Recipe: BBQ Turkey Thighs and Salad with a Blueberry Balsamic Reduction
The weekend means that I like to:
- BBQ (along with every other day of the week) and
- try something new.
This leads to dinner and with my wife nursing, we have had to stay away from strong vinegars and garlic for the last year. Hence salads have become a little predictable. Having a little more energy recently with the kids becoming a tiny bit less work, I decided I had to break away from the standard salad dressing, although not straying too far.

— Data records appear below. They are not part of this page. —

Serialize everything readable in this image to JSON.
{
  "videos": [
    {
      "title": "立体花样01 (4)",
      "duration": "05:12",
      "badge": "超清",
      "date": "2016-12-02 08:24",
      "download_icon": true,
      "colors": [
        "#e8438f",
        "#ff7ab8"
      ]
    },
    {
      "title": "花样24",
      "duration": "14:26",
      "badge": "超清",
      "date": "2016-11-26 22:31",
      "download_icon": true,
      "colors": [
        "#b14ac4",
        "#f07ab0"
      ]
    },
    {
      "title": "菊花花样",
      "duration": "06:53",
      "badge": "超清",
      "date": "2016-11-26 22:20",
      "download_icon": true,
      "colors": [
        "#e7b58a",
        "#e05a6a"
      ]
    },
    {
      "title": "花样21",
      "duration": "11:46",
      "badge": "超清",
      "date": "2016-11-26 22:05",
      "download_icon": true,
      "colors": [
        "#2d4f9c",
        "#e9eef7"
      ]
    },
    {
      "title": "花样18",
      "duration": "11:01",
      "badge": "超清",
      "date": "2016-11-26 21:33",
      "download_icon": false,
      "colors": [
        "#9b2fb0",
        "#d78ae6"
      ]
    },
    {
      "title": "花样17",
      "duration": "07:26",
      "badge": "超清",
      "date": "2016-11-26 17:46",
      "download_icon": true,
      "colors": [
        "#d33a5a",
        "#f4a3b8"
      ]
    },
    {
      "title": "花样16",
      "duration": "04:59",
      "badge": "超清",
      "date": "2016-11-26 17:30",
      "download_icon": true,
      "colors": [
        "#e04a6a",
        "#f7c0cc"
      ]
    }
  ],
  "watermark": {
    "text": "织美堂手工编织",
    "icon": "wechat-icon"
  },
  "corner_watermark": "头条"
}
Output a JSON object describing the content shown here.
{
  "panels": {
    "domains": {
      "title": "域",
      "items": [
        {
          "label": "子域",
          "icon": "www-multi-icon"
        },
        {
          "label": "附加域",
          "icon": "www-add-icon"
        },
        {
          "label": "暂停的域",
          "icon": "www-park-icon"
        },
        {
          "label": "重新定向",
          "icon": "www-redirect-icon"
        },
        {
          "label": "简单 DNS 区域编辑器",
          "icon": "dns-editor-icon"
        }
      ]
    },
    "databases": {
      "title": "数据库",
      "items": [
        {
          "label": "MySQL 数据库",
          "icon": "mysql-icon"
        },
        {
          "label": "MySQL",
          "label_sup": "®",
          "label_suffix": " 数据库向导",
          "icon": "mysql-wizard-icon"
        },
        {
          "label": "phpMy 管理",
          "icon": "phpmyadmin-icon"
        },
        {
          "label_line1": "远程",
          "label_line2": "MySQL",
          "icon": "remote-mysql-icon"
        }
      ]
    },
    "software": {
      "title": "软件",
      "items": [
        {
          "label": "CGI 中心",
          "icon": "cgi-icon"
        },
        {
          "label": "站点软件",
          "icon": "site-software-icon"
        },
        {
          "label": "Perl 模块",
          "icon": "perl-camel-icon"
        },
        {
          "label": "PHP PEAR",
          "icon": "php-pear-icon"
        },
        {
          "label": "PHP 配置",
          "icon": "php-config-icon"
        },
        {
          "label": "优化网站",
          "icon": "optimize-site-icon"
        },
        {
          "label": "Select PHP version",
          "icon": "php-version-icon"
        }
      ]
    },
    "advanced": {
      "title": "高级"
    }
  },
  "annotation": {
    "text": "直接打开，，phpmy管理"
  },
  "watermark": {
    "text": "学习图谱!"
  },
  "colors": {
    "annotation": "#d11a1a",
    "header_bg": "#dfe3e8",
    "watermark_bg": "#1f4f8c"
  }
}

The recipe is for 4 people.
The Recipe: Turkey Thighs
- 2 lbs of flatten turkey thighs;
- 2 tsp sea salt;
- 1 tbsp oregano;
- 1 tbsp roasted paprika;
- 1 tbsp mexican chili powder;
- 15 peppercorns;
- 2 tbsp of Olive Oil.
Pound turkey thighs with meat pounder until about 1/2 inch thick (this will be a bit of work). Grind sea salt, oregano, paprika, chili powder and peppercorns in a mortar and pestle. Coat both sides of turkey thighs with spices and drizzle with olive oil. Work the rub into the thighs with your hands and let sit for about 20-30 minutes. Heat one side of BBQ on high, add the thighs to the opposite side of the BBQ (using an indirect heat method). Flip after about 15 minutes depending on the heat of the BBQ (I like it to get as hot as possible, about 600F). Remove after about 30 minutes and enjoy
The Recipe: Raspberry and Baby Greens Salads with a Balsamic Blueberry Reduction
- 1/4 cup of blueberries (you can use frozen if they are out of season);
- 1/4 cup of balsamic (the everyday stuff, nothing fancy needed);
- 1/2 lemon;
- pinch of sea salt;
- 1 tbsp of honey.
- 5 oz package of mixed baby greens;
- 1/4 cup of Gouda broken into small pieces by hand;
- 1/2 cup of raspberries;
- 10 raincoast crisp crackers broken in pieces;
- 3 tbsp of Olive Oil (the good stuff.
Combine balsamic, blueberries, honey, salt and lemon in a small sauce pan and heat over high heat stirring occasionally until reduced by half or 10-15 minutes. Strain reduction though a sieve to remove blueberries and let cool by placing in fridge for 20 minutes. Combine greens, cheese, raspberries and crackers in a larges bowl. Drizzle olive and reduction over top, you may not need it all. The dressing should cover all the leaves, but should not pool at the bottom. Toss and enjoy!